There’s something deep and ancient at the root of this artistic engagement, something that summons our humanity. I dreamed not long ago that I found myself back in ancient Greece, living on an island in a sea of islands. I was sitting at the edge of a natural pool in an underground amphitheater. I could look out through a large archway in the cavern and see a cluster of other small islands. I had been choreographing a performance for an audience that was set to gather later on that day. Half a dozen performers were rehearsing with me when all of a sudden we heard cries above us. We looked out to sea and saw dozens of tornadoes approaching our islands. They were wind and water funnels, powerful but small. Behind them a huge tornado churned, and we were right in its path. Everybody started running for cover, and I said to the other performers, “Go, do what you need to do. We won’t be performing today!”
They flew off to find their families and I sat alone at the pool. I was a mermaid in our play and the lower part of my body was wrapped in a long silken cloth that shimmered in the water and moved like a fish tail. As the tornado approached, I decided to meet it with my art and go on with the performance. That resolve had the effect of stripping everything down to its essentials. The performance didn’t need an audience. It didn’t need a lot of fancy choreography, just the basic intention to meet the storm-god with my humanity. Is there any better performance than that?
Featured illustration by John Austen, 1886-1948.
You have the most wonderfully illuminating dreams, Michelle. Thank you for sharing these thought-provoking insights!
That really deserves a wider audience. Such a profound insight and expression of what I’ve felt as a storyteller. The paragraph that begins with “To me, these Illuminated telling are sacred…” is amongst the most beautiful I’ve read in a while. This reminded me of a moment in time many years ago when i was watching Hamlet being performed in High Park. (I’m pretty sure it was not Midsummer Night’s Dream – that was the previous year.) A Very DARK cloud appeared above us and mid-way through the play we saw lightning and heard thunder and it began to rain. The actors began to hesitate with their lines. My friend was an actor and he shouted out each of their lines from the grass as each actor hesitated and this way the play continued all through the storm till the sun came out again. Most of the audience stayed throughout the downpour and it was a performance I don’t believe anyone present will forget. Nature too has a persona and part in the play 🙂 Thanks for the insight and I loved the story of Bohr and Heisenberg!

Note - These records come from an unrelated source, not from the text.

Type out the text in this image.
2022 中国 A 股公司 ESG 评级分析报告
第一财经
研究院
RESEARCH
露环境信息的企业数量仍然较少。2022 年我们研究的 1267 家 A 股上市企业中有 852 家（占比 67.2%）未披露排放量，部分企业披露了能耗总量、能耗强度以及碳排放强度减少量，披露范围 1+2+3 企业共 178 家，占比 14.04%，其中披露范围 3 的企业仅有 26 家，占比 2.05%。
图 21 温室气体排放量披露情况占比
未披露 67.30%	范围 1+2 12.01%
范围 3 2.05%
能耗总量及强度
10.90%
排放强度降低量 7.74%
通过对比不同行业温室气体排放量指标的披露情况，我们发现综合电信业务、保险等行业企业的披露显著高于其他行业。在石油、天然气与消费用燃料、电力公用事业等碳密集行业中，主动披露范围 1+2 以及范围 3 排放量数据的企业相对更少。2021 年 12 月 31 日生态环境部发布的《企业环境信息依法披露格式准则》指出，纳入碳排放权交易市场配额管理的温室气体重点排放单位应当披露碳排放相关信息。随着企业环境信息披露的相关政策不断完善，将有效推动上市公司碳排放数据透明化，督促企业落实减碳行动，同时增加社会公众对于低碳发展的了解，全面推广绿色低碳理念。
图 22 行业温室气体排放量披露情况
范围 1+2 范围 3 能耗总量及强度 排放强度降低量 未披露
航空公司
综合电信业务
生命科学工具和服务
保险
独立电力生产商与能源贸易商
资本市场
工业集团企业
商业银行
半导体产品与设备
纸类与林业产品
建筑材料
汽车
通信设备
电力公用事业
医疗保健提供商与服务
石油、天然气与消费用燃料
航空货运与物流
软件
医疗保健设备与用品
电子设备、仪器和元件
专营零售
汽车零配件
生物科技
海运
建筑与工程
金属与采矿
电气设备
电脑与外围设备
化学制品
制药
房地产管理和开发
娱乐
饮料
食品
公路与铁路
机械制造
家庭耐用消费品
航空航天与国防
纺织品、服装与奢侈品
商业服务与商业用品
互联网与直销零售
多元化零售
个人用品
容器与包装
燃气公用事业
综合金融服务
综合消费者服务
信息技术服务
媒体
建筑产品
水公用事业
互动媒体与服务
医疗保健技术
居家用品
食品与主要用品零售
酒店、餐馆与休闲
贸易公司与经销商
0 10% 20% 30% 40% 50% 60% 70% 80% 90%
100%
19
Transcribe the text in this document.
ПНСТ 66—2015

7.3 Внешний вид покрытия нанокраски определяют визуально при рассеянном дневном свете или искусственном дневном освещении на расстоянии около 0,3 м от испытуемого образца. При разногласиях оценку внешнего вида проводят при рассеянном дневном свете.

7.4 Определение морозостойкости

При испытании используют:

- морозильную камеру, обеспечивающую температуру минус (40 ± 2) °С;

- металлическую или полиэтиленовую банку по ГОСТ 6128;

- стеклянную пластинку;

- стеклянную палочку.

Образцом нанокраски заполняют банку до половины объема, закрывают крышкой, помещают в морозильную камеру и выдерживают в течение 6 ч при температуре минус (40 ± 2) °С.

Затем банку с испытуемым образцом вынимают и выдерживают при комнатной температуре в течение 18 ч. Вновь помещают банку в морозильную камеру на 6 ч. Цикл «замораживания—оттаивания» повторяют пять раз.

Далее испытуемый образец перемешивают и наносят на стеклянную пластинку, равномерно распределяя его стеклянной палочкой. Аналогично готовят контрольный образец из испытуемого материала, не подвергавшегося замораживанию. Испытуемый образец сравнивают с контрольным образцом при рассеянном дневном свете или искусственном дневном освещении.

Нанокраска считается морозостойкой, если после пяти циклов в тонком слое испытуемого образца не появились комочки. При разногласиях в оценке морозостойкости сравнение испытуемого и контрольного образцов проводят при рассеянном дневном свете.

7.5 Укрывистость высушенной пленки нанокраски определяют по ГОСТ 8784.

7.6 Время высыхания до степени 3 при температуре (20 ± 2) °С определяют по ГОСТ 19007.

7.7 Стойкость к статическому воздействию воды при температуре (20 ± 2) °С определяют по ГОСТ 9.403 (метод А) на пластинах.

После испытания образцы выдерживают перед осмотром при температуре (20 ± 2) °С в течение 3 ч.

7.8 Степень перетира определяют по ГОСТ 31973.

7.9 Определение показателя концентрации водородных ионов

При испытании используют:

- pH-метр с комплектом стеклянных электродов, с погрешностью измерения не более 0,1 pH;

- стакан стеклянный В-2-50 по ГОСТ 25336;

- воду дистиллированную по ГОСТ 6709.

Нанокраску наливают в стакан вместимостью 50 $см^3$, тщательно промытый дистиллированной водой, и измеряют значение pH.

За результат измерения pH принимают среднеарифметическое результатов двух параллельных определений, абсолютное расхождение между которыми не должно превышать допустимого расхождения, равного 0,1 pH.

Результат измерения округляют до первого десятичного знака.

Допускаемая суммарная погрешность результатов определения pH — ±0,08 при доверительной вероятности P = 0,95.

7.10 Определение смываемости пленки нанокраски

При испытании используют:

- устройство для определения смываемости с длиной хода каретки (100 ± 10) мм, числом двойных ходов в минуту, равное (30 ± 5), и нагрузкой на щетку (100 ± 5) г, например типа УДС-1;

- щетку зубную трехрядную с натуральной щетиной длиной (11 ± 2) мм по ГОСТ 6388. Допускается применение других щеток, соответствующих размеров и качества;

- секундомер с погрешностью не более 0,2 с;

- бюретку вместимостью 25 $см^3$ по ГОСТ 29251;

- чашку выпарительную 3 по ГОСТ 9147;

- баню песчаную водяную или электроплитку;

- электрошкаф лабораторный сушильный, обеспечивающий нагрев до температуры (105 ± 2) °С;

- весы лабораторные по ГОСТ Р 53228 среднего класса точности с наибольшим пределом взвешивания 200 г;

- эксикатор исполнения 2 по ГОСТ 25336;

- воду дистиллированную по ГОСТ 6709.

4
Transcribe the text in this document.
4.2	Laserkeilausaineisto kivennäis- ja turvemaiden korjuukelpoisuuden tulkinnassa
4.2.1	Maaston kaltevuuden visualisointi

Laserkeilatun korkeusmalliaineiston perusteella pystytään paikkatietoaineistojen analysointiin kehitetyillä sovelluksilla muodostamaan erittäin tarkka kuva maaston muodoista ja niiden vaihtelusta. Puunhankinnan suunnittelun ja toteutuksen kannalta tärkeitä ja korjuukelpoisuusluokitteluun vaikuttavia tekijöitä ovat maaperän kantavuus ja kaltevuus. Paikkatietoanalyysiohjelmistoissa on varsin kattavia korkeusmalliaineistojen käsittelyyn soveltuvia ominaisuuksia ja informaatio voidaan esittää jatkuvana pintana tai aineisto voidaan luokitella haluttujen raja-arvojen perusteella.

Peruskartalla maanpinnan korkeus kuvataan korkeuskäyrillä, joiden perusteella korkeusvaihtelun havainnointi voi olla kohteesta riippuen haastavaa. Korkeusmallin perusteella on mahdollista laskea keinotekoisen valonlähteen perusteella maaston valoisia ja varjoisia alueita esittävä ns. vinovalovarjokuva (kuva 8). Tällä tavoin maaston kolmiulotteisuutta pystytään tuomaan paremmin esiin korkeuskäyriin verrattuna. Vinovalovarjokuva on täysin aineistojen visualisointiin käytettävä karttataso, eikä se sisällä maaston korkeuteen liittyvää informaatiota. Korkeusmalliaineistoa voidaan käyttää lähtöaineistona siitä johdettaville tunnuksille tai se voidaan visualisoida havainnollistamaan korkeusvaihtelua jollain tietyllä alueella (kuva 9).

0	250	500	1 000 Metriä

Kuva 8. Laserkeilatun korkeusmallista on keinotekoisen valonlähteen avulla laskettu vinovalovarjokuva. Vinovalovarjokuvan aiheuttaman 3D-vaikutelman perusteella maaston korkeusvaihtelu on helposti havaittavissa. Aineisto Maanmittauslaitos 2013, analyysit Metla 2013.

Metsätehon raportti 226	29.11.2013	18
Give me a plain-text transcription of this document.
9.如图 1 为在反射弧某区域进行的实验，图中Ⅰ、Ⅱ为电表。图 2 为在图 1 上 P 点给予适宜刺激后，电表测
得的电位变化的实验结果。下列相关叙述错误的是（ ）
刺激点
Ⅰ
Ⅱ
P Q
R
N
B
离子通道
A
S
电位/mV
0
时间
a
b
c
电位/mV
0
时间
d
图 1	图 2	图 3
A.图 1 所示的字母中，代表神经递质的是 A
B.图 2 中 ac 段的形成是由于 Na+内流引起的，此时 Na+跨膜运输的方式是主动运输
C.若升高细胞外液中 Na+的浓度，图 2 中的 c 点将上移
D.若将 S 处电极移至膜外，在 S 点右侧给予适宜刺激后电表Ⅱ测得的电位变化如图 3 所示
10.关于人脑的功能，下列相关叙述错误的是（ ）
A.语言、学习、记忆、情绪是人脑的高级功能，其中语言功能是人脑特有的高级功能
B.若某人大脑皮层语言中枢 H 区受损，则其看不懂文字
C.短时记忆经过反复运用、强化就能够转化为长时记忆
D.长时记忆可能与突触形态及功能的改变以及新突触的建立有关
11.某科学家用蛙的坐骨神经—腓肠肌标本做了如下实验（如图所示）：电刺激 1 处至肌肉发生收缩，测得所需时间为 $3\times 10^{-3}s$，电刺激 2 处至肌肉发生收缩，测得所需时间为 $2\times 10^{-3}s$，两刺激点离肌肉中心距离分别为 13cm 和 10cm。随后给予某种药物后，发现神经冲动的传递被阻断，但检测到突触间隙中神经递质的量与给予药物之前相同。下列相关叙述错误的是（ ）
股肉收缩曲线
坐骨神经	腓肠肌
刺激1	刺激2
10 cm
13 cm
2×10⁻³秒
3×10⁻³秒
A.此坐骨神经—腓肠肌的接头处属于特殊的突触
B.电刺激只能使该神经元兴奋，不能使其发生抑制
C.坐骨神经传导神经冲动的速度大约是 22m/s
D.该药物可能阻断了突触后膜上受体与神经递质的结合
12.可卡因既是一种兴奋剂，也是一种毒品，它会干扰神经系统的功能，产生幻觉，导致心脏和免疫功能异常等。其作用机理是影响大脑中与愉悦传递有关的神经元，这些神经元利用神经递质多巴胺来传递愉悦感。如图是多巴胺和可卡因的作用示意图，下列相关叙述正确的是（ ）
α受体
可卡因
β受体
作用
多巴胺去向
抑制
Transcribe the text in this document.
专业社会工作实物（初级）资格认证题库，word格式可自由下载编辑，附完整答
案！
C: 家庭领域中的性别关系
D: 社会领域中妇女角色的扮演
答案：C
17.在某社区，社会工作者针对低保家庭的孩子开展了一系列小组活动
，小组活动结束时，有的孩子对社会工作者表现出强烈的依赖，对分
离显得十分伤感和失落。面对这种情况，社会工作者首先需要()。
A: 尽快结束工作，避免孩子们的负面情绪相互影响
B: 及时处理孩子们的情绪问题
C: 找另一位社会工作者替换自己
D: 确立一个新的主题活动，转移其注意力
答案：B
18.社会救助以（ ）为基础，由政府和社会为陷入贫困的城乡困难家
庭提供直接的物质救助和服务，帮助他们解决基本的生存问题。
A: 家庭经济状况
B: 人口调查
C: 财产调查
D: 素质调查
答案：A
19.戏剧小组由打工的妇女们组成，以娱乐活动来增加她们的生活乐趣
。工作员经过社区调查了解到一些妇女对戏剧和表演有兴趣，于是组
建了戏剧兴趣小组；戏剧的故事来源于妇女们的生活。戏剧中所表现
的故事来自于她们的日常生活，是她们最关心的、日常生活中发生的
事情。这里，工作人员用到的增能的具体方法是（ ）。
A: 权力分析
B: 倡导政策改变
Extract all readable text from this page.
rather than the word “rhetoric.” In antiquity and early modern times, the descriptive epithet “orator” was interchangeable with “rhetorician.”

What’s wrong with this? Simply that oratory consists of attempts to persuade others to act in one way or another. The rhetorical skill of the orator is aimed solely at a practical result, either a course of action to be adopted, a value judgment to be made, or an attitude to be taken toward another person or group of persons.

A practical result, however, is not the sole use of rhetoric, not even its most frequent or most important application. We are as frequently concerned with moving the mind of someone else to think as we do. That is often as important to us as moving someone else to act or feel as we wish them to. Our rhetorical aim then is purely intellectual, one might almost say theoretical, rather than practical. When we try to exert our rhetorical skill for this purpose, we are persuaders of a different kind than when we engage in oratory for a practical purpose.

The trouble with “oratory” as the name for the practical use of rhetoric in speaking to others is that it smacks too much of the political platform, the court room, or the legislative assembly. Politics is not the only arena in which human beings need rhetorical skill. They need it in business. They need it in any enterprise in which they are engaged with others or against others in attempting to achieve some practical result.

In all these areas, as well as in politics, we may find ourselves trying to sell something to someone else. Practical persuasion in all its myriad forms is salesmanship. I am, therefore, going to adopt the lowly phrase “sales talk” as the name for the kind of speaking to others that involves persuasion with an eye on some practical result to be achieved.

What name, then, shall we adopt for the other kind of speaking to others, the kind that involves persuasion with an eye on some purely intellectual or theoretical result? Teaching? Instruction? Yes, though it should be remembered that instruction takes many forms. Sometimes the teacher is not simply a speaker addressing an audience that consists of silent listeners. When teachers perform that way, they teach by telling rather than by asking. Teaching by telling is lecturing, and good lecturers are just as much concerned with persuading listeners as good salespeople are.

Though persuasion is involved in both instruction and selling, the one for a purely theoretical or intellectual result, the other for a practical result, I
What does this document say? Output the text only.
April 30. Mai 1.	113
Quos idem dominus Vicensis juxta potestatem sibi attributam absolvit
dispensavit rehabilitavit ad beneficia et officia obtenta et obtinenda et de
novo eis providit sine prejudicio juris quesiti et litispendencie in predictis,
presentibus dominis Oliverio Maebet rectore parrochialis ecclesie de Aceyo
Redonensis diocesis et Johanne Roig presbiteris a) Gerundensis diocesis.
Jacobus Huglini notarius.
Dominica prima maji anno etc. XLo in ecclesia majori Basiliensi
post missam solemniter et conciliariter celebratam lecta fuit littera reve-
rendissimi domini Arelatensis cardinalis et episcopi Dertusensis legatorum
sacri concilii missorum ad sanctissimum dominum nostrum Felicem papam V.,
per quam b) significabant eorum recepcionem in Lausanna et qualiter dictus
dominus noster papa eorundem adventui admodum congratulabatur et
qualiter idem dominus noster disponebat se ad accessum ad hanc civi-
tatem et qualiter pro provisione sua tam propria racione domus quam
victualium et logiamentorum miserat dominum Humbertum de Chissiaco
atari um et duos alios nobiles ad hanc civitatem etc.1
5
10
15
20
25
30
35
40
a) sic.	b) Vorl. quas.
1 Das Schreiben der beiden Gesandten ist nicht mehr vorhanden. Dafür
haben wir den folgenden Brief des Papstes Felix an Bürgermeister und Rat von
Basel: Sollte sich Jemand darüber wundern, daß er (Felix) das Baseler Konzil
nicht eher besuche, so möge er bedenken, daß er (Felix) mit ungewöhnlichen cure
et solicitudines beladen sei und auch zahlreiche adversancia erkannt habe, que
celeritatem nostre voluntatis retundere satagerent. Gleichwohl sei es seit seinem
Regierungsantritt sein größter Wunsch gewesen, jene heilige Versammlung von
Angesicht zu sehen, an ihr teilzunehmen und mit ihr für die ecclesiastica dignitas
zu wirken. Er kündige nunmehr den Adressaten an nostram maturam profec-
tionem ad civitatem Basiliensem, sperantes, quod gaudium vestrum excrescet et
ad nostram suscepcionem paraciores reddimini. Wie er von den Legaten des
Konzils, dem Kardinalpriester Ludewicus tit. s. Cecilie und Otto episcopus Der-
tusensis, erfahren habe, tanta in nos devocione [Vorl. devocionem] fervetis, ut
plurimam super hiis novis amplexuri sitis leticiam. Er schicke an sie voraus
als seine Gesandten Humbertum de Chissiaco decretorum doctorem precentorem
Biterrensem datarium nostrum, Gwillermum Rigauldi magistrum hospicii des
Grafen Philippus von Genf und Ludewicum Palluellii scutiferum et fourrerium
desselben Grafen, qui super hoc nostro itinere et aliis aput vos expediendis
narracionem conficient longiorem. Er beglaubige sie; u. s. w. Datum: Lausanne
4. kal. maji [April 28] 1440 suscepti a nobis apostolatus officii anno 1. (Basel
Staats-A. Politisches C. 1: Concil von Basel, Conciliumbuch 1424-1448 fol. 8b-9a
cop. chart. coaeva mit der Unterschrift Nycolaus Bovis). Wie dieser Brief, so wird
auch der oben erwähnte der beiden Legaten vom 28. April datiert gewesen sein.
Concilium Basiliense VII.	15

I ditto Jean’s comments! I’ve love hearing or reading about your dreams and how informative they have been! In the future when I have performance anxiety I will imagine that photographer within myself – to trust that all will unfold in the way it’s meant to be!
Thank you for your wonderful comments everyone. What an amazing thing to witness on the stage in High Park, Mark. I bet Shakespeare would have loved that interaction of outer and inner elements. I won’t even forget your STORY about it!
Your beautiful dreams create a lighted pathway to ponder a better understanding of life and of ourselves. Thank you so much!